Entrevista - O que esperar da vitória de Biden ou Trump na eleição presidencial dos EUA? – Parte II *
Aluysio Abreu Barbosa
A frase já
virou lugar comum. Após atravessar o rio Rubicão com suas legiões, para pôr fim
à República de Roma, Júlio César vaticinou: “A sorte está lançada”. Com o mundo
observando, como talvez nunca tenha feito e dificilmente voltará a fazer, os
dados param de girar nesta terça (03) nas urnas dos EUA. E determinarão seu
próximo presidente e os rumos da humanidade. Para entender o que está em jogo e
o que mudará, a depender da escolha do complexo colégio eleitoral estadunidense
entre o presidente republicano Donald Trump e o candidato democrata Joe Biden,
tão favorito nas pesquisas como foi a derrotada Hillary Clinton em 2016, o blog
ouviu o historiador Arthur Soffiati, o cientista político e sociólogo George
Gomes Coutinho e o sociólogo Roberto Dutra. Os dois primeiros, professores da
UFF-Campos, o terceiro da Uenf. Eles analisaram o que pode acontecer, caso
Trump ou Biden ganhem a eleição. E como isso deve afetar, além do mundo em que
a China também acena como superpotência, o Brasil de Jair Messias Bolsonaro.
Opiniões – Os EUA são o único país do mundo
que elege seus governos de quatro em quatro anos, desde 1789. Tradição que
mantiveram mesmo quando Washington foi incendiada pelos britânicos na Guerra de
1812, na divisão fraticida do país na Guerra de Secessão (1861/1865), nas I e
II Guerras Mundiais (1914/1918 e 1939/1945), Guerra da Coréia (1950/1953), do
Vietnã (1955/1975), nas duas Guerras do Golfo (1990/1991 e 2003/2011) e na do
Afeganistão (2001 até hoje). Não são provas de fogo demais para uma democracia
temer por Trump? Por quê?
Arthur – Por esse aspecto, a
República dos Estados Unidos é notável: teve apenas uma Constituição com
emendas, enquanto o Brasil teve sete, também com emendas e nem sempre
resultantes de assembleias constituintes livres e populares. Idem para o Chile,
que acaba de dar um bom exemplo. Os Estados Unidos também repeliram
historicamente golpes de Estado. Mas a democracia dos Estados Unidos não é
plena por conta da eleição indireta. Nem sempre que ganha nas urnas se elege. O
colégio eleitoral foi criado para evitar o governo de aventureiros e acabou
elegendo um. Confesso que vejo em Trump uma ameaça muito grande à democracia
dos Estados Unidos. Ele já vem manchando a Constituição sem precisar rasgá-la.

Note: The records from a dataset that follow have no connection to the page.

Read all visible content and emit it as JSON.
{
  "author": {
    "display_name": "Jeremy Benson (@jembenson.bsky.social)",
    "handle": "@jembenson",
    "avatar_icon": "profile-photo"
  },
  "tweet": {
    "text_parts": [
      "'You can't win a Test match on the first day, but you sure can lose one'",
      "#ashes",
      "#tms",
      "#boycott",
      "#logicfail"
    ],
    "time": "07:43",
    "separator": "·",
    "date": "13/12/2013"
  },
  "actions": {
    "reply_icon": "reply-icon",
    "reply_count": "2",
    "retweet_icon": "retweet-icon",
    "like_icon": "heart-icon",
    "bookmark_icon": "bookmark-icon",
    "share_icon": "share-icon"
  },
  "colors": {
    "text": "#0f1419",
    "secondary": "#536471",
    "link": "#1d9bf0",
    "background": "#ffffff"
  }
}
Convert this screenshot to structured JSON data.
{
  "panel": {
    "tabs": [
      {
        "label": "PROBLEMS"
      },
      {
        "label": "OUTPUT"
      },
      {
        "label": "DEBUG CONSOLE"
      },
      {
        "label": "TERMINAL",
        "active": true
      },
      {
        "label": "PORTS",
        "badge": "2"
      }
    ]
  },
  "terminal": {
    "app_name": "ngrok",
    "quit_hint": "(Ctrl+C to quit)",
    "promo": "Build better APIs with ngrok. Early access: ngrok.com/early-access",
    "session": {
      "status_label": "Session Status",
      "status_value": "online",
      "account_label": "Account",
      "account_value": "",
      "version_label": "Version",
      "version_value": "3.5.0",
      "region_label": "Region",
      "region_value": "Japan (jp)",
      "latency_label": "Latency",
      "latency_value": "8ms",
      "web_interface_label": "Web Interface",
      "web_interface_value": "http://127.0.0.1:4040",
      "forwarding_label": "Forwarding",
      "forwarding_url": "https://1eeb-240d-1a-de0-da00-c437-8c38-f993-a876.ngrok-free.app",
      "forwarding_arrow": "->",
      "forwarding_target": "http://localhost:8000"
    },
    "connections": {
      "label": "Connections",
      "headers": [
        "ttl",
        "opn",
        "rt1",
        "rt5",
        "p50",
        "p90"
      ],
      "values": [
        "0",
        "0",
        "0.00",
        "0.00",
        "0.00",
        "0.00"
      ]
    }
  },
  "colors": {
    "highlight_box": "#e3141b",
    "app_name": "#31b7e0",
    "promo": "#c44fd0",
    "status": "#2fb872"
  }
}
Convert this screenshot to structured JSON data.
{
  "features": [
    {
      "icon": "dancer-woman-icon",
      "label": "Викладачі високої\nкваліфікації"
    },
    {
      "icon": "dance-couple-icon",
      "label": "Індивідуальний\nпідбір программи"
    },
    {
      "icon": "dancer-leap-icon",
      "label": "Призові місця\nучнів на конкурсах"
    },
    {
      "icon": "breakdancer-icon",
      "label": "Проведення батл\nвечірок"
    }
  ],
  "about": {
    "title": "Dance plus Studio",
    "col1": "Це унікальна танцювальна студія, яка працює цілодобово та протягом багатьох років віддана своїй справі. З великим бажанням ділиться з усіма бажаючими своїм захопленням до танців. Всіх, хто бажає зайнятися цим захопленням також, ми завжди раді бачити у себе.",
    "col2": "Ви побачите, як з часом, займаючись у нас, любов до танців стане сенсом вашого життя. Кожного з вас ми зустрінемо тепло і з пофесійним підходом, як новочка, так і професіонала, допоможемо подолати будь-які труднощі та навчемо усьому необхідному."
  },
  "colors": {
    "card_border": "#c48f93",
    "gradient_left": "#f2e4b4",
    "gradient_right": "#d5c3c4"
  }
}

Vejamos o caso da indicação de uma juíza conservadora já empossada como mais um
trunfo para sua reeleição. E o tempo todo ele põe à prova a Constituição do
país. Estaríamos, então, vivendo uma distopia.
George – O ponto fora da curva na
história norte-americana na conjuntura Trump é justamente o questionamento da
legitimidade tanto do rito periódico eleitoral de sucessão de governantes
quanto das instituições em si. Parte do eleitorado mais radical de Trump o
projetou justamente por seu discurso de quebra do establishment. E por
establishment me refiro a tudo o que eu comentei anteriormente. Establishment
pode ser substituído por Estado de Direito. A democracia representativa é um
regime fascinante justamente por promover periodicamente a possibilidade de
circulação de elites políticas no poder sem que a violência seja ingrediente
desejável a participar do jogo. Para tanto, aceitar resultados, seja você o
ganhador ou perdedor, é componente fundamental para manter o jogo sucessório.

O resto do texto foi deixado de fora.